- Developers: AI (GBA) Banpresoft (PSP)
- Publishers: Banpresto (GBA) Bandai Namco Games (PSP)
- Platforms: Game Boy Advance, PlayStation Portable
- Release: Game Boy Advance JP: September 21, 2001; PlayStation Portable JP: June 19, 2008;
- Genre: Tactical role-playing game

= Super Robot Wars A =

2001 video game

Super Robot Wars A (スーパーロボット大戦A, Sūpā Robotto Taisen Ē) is a video game for the Nintendo Game Boy Advance, part of Banpresto's Super Robot Wars franchise and the first to appear on the Game Boy Advance handheld; the letter "A" in the title stands for "Advance". It was ported onto mobile phones as part of the Super Robot Wars i collection in 2006. An enhanced remake of Super Robot Wars A was released for the PlayStation Portable on June 19, 2008, as Super Robot Wars A Portable.

==Featured series==
- Banpresto originals
- Chōdenji Robo Combattler V
- Chōdenji Machine Voltes V
- Tōshō Daimos
- Invincible Steel Man Daitarn 3
- Metal Armor Dragonar (debut)
- Getter Robo
- Getter Robo G
- Shin Getter Robo (based on Banpresto's original design of Shin Getter Robo)
- Mobile Suit Gundam
- Mobile Suit Gundam: The 08th MS Team
- Mobile Suit Gundam 0083: Stardust Memory
- Mobile Suit Zeta Gundam
- Mobile Suit Gundam ZZ
- Mobile Suit Gundam: Char's Counterattack
- Mobile Fighter G Gundam
- Gundam Wing: Endless Waltz
- Mazinger Z
- Great Mazinger
- Grendizer
- Martian Successor Nadesico (debut)
- Invincible Super Man Zambot 3

==Plot and characters==
The story of Super Robot Wars A revolves around an organization called the Shadow-Mirror, which exists in a parallel world where events happened in a different way than the original game world, thus making the state of the worlds different, though a bit similar at times. Its leader, Vindel Mauser, desires a world of eternal war to make humanity improve more through war. His plan is to send his agents towards another dimension, spy on the defense forces of the world in order to make adjustments on the attack, and eventually conquer it.
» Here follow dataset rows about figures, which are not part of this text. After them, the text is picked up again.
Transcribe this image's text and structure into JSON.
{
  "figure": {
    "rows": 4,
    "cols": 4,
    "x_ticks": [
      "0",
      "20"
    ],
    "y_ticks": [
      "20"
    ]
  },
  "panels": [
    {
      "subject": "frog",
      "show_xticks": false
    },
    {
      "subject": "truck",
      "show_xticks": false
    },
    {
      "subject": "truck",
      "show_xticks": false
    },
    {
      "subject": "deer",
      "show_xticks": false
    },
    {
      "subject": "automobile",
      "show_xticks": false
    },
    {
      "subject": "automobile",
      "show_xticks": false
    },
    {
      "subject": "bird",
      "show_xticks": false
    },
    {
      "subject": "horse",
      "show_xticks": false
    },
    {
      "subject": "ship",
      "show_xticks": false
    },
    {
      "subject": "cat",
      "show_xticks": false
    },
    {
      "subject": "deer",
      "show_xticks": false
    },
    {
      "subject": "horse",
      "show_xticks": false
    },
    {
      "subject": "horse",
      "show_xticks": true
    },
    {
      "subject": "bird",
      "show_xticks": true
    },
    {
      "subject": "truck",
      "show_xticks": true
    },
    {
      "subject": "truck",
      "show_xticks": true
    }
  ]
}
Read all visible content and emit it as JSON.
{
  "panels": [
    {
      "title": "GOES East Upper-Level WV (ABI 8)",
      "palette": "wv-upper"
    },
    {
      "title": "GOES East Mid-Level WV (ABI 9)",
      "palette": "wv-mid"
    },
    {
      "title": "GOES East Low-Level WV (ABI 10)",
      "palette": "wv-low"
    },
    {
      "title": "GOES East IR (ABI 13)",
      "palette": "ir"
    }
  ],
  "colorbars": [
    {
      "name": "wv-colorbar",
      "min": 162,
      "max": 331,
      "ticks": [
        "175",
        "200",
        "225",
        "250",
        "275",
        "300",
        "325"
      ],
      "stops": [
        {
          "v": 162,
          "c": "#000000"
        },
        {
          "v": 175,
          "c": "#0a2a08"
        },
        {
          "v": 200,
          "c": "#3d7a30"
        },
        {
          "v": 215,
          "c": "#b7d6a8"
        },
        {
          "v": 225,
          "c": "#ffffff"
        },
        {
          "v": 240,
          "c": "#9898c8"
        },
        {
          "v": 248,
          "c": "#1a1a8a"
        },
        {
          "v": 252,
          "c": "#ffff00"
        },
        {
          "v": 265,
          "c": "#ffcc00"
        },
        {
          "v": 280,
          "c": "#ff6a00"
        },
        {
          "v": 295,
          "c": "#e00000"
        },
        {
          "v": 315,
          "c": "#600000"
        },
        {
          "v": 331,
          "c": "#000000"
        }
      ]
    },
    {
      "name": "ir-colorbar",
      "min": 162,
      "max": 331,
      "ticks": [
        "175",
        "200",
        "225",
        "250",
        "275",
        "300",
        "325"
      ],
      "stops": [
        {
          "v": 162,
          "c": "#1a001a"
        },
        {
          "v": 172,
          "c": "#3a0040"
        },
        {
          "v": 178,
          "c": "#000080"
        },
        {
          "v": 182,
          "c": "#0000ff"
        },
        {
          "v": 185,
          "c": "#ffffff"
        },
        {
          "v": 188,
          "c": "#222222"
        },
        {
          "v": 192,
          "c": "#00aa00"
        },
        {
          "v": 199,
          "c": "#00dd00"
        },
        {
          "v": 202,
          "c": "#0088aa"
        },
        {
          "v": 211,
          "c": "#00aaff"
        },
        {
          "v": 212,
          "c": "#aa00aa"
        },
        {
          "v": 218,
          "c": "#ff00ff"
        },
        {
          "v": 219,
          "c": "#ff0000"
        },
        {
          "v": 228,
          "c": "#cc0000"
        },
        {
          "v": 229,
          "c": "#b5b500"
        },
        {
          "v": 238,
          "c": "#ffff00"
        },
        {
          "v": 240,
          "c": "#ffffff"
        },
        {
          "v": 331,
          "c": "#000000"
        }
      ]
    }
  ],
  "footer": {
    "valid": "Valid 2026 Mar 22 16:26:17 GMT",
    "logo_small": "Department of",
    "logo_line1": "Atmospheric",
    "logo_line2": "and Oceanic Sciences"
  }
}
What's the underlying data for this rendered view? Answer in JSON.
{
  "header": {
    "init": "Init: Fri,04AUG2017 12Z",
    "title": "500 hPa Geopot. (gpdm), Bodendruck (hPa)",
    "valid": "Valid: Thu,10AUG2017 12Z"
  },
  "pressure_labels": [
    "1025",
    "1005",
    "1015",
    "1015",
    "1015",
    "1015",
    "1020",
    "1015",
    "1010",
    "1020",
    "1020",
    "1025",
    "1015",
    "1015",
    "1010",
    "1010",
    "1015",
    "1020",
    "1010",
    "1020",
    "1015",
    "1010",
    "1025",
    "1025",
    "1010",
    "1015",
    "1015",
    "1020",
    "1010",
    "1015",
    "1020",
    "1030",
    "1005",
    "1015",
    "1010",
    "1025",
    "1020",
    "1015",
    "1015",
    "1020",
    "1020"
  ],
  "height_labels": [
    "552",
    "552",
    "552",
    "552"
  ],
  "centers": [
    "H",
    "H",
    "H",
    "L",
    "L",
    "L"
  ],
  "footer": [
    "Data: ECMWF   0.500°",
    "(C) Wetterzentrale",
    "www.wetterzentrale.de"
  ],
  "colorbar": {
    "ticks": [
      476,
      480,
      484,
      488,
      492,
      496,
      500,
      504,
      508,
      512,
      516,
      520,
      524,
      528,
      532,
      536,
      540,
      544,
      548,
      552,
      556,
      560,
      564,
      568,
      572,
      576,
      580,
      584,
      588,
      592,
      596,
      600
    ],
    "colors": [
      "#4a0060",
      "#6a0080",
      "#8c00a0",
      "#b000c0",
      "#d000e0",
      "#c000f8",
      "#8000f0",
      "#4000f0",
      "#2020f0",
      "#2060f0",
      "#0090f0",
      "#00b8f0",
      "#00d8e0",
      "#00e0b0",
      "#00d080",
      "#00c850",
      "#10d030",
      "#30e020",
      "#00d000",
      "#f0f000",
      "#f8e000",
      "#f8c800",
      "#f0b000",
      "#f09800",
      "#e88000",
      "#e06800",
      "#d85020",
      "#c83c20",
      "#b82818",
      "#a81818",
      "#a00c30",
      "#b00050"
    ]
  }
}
The player is given a choice as one of the two possible volunteers of the dimensional jump to the parallel world from the Shadow-Mirror universe and will later discover through their own way whether the Shadow-Mirror is right or wrong. There are two selectable characters:

- Axel Almer is one of the top agents of the Shadow-Mirror and is in a relationship with its top researcher, Lemon Browning. He used to be a cold-hearted, but dedicated soldier towards the belief of the Shadow Mirror. If chosen as the main protagonist, Axel will suffer amnesia due to his jump and will develop second thoughts on the Shadow-Mirror's intentions throughout the course of the game. The player may choose the Ash Saver or the Laz Angriff if playing on a real robot route or the Soulgain or Vaisaga on a super robot route. As of Super Robot Wars: Original Generations, he is voiced by Nobutoshi Canna.
- Lamia Loveless is an android created from Lemon's W-Series project, in the hopes she can create an artificial intelligence on par with humans. Lamia is the 17th creation, thus nicknamed "W17". As a machine, she is bound to orders, which is an obstacle towards Lemon's intended purpose on her. If chosen as the protagonist, Lamia's communication device will be damaged in the jump, causing her to develop a broken grammar speech pattern and unable to contact her superiors, allowing her freedom to move around in the mission, while enabling her to develop her own consciousness and making decisions of her own. Lamia can pilot any of the mechs Axel can, with the exception of the Soulgain; in its place is the Angelg. As in Super Robot Wars: Original Generations, she is voiced by Kaori Shimizu.

The original robots debuting in Super Robot Wars A are based on the original robots in Super Robot Wars 64. The player's choice of the main robot, regardless whether it is a super- or real-type, will affect the beginning of the game, as well as the choice of robots deployed by the enemy.

==Reception==
Super Robot Wars A was released in Japan for the Game Boy Advance on September 21, 2001. The four reviewers in Famitsu scored the 8/10, 8/10, 8/10 and 9/10.